The measure, approved by royal decree in January and published in the Boletín Oficial del Estado on 6 April, is expected to benefit roughly half a million people—predominantly Latin-American nationals who entered visa-free but overstayed. The Sánchez government frames the move as both a moral duty and an economic necessity. Undocumented labour already underpins large parts of Spain’s hospitality, construction and agriculture sectors, yet workers without papers have no social-security coverage and the state collects no tax from their wages. A 2025 study by think-tank Funcas estimated that bringing irregular workers onto payrolls could add €2 billion a year to public coffers while helping firms fill a chronic shortage of 700,000 skilled and semi-skilled positions. Business federations and the Catholic Church have publicly endorsed the decree, arguing that legal status will lift wages, improve workplace safety and ease demographic pressures in a country where one in three new Social-Security contributors is already foreign-born.

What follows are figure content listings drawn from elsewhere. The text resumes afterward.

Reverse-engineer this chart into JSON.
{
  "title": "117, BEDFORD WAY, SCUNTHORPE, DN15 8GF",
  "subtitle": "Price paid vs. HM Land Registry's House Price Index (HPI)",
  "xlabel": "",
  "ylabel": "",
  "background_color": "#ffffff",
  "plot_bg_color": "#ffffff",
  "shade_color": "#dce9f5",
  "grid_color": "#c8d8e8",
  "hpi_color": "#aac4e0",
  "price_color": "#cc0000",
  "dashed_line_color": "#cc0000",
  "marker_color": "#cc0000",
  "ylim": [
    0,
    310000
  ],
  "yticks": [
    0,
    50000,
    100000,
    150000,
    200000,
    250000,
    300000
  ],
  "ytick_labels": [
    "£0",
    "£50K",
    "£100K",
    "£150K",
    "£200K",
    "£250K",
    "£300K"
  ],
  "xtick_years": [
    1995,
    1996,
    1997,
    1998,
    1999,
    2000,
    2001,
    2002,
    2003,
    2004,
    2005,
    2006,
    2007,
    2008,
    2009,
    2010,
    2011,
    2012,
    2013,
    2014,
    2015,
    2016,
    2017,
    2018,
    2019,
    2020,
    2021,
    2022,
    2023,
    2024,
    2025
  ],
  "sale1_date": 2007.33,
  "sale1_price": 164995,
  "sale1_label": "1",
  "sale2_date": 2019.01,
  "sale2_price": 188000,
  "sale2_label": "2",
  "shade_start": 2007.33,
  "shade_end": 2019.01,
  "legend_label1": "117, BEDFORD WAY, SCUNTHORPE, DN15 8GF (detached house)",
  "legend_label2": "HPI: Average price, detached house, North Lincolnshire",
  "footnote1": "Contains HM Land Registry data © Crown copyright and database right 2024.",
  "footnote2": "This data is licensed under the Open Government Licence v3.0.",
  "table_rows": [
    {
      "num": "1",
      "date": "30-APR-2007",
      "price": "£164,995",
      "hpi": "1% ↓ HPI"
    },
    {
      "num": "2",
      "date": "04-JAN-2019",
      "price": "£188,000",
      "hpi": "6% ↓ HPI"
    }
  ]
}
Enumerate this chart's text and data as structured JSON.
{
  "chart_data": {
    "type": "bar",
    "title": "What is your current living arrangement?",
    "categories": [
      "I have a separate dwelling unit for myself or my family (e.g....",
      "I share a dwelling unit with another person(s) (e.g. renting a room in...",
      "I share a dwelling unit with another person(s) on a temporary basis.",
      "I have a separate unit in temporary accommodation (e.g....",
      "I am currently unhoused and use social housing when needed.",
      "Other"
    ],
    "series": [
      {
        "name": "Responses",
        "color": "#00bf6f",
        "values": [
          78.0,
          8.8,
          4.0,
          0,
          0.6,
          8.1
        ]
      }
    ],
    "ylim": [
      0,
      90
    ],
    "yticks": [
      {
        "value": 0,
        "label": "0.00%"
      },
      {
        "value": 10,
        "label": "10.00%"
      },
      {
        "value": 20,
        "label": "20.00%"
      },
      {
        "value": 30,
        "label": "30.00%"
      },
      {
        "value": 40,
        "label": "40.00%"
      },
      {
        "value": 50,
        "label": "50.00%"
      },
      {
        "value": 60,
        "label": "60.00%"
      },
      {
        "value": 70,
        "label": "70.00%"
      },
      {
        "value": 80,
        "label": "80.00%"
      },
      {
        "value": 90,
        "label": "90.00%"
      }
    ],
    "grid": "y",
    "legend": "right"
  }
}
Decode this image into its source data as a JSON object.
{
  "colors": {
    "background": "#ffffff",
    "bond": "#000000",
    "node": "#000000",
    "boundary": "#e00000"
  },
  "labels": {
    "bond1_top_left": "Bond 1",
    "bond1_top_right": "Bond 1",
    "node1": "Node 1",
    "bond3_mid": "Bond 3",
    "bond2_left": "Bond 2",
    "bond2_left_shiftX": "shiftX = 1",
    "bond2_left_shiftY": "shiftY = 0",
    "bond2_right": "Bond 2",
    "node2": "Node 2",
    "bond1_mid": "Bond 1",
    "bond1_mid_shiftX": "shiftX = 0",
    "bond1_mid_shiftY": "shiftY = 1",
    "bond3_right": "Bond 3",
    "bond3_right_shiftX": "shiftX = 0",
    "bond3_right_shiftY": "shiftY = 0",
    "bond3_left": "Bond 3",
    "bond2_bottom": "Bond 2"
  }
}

Critics on the right, led by the conservative Partido Popular and far-right Vox, denounce the plan as a “pull factor” that will encourage further arrivals and strain public services. The government counters that eligibility is limited to people already resident and that biometric border controls, including the EU Entry/Exit System coming online on 10 April, will deter future overstays. For employers, the practical benefit is immediate: once a worker files an application, the foreigner’s office must issue a provisional certificate allowing a temporary work contract. Immigration lawyers nevertheless warn companies to budget extra time for appointments, as Spain’s online ‘cita previa’ system is notorious for bottlenecks; in 2005, a smaller amnesty triggered queues that snaked around city blocks. Authorities say they have doubled head-count at extranjería offices and digitised 80 % of the workflow to avoid a repeat. Multinational HR teams should audit their Spanish head-count quickly. Staff who are currently on student, family-reunification or humanitarian permits but have slipped into irregular status because of document lapses may now have a fast pathway back to legality. Companies caught employing people who fail to regularise risk fines of up to €10,000 per worker, but the Ministry of Inclusion has hinted at a short “good-faith” grace period until 1 September 2026.